宮古島と石垣島を結ぶ航路の途中、海面すれすれに横たわる卓状の珊瑚礁——平らな多良間島に泊まる宿として、編集部が島の五軒を選んだ。八重山の竹富や黒島とも、南大東の断崖とも違う、宮古郡のいちばん静かな離島。フェリーは一日一便、小型機が数往復という便数が、滞在の組み方をそのまま決めてしまう。島の北、無人にちかい水納島を望むラグーンの色と、サトウキビ畑のあいだに点在する赤瓦の集落。観光の動線から外れた島で過ごす数日の輪郭を、宿の側から描いてみたい。
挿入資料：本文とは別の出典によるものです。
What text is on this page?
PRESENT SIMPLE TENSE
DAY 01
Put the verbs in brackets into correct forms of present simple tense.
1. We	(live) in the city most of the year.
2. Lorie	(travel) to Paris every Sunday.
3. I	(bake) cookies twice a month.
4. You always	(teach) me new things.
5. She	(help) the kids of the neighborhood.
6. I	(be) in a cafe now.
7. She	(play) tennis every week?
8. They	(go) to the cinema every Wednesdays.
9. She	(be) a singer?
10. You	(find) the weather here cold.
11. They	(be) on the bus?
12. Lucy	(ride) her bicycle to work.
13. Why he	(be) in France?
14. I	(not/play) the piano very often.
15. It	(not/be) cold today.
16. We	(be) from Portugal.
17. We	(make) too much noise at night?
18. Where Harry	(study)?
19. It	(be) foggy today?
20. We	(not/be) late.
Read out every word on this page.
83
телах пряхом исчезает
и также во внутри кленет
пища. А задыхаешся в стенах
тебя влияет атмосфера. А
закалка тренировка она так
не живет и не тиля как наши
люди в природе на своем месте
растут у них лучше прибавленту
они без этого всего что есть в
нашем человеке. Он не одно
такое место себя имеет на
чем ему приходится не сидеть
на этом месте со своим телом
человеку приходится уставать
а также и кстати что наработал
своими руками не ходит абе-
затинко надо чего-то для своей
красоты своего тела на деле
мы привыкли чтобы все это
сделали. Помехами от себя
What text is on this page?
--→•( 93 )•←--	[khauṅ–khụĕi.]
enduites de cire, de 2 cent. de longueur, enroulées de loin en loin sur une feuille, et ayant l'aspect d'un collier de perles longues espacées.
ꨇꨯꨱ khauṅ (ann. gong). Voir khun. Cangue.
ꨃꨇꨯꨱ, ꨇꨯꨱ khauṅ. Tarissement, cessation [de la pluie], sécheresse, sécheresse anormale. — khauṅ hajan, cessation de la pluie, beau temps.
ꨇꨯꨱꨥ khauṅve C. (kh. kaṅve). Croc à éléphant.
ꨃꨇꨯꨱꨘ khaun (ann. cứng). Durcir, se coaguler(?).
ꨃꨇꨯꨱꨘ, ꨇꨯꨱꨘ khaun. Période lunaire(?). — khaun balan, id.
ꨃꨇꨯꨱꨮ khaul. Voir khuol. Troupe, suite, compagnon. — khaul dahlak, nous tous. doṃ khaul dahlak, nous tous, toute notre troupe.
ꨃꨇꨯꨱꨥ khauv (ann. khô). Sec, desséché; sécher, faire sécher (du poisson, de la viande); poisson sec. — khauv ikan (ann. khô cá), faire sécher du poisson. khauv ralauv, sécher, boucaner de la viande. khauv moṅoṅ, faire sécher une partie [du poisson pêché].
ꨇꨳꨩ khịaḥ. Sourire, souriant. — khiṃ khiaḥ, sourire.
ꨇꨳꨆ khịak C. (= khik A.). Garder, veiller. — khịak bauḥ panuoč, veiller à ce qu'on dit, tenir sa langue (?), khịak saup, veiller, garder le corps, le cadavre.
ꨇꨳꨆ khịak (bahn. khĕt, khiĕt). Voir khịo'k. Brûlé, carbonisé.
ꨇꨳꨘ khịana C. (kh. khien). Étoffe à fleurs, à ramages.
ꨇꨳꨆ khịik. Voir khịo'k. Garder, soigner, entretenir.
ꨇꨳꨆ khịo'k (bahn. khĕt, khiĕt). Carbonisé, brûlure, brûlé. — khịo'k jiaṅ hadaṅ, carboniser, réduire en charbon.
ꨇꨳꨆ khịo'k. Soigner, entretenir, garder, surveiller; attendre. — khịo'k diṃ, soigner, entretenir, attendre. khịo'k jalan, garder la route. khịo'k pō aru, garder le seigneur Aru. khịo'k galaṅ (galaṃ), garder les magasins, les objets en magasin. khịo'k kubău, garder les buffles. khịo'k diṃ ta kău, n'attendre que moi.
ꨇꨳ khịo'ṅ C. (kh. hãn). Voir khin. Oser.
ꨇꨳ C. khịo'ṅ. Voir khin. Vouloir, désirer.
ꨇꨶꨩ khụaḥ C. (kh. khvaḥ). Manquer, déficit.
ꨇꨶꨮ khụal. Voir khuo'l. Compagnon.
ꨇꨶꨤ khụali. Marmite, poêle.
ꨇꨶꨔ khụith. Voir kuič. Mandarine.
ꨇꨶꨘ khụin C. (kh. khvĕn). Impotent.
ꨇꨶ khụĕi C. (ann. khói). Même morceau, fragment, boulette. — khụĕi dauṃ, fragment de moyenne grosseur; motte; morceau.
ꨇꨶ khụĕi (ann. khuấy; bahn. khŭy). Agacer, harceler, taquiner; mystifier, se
| # | 宿 | 集落 | Score | 客室 | 1行特徴 |
|---|---|---|---|---|---|
| 1 | 夢パティオたらま | 塩川 | 82 | 17 | 村営の赤瓦コテージ。島でもっとも設備の整う滞在拠点 |
| 2 | COCOハウス | 塩川 | 84 | 8 | 和室と機材洗い場。ダイバーと連泊者の島の定宿 |
| 3 | たらまんたINN | 仲筋 | 83 | 6 | 2021年開業のコンテナ式。平らな島に現れた新しい宿 |
| 4 | ペンションあだん | 塩川 | 77 | 12 | 送迎と二食付き。ゆがぷうランドのコテージも併せ持つ |
| 5 | ゲストハウス南ぬ屋 | 塩川 | 75 | 5 | 島で初めてのゲストハウス。素泊まりと島時間の起点 |
※ 客室数は施設公表・公開情報の集計値。多良間島の宿は素泊まり・二食付きを電話予約で受ける小規模宿が中心で、公開販売価格の集計が十分に得られないため本記事では目安価格の掲載を控えている。海までの距離・所要時間は集落と港・空港を基準にした概算。
1. 夢パティオたらま — 多良間島・塩川
島でもっとも設備の整う村営コテージ。フクギに囲まれた赤瓦の棟で、多良間の滞在の基準になる一軒。
Media Picks Score: 82 / 100 17室、村営コテージ。
なぜ選ばれるか
多良間島で最初に名前が挙がるのが、村が運営するこの夢パティオたらまである。四棟のコテージにそれぞれツインが配され、観光客向けに十数室。トイレ・シャワー・キッチン・ランドリーがひと通り揃い、島の宿としては群を抜いて滞在型に向く。集落の中心に近く、Aコープや食堂まで歩ける立地。便数の少ない島で連泊を組むとき、まず軸に置きたい宿である。
集約レビューの傾向
公開情報を集計すると、設備の充実と清潔さ、長期滞在のしやすさへの評価が島内では際立つ。一方で、リゾートホテルのようなサービスを期待する滞在には向かない。あくまで島の暮らしに溶け込むための拠点として、自炊や洗濯を含めた数日の生活を整えられる点が支持されている。
向く人 / 向かない人
- 向く: 数日かけて島を歩く滞在、自炊や洗濯をしながらの連泊、家族やグループでの離島ステイ
- 向かない: フルサービスのリゾートを望む旅、宿で完結する短い一泊、夜の賑わいを求める旅程
具体情報
- 最寄り港: 前泊港から車で約10分/多良間空港から約10分
- 海まで: 集落から徒歩圏、北のラグーンへ車で数分
- 客室: コテージ4棟・観光客向け十数室
- チェックイン: 15:00〜19:00/アウト 〜10:00
- 設備: キッチン・ランドリー・Wi-Fi(赤瓦コテージ)
2. COCOハウス — 多良間島・塩川
和室八室と機材洗い場。ダイバーと連泊者が島の定宿に選ぶ、滞在型のアットホームな宿。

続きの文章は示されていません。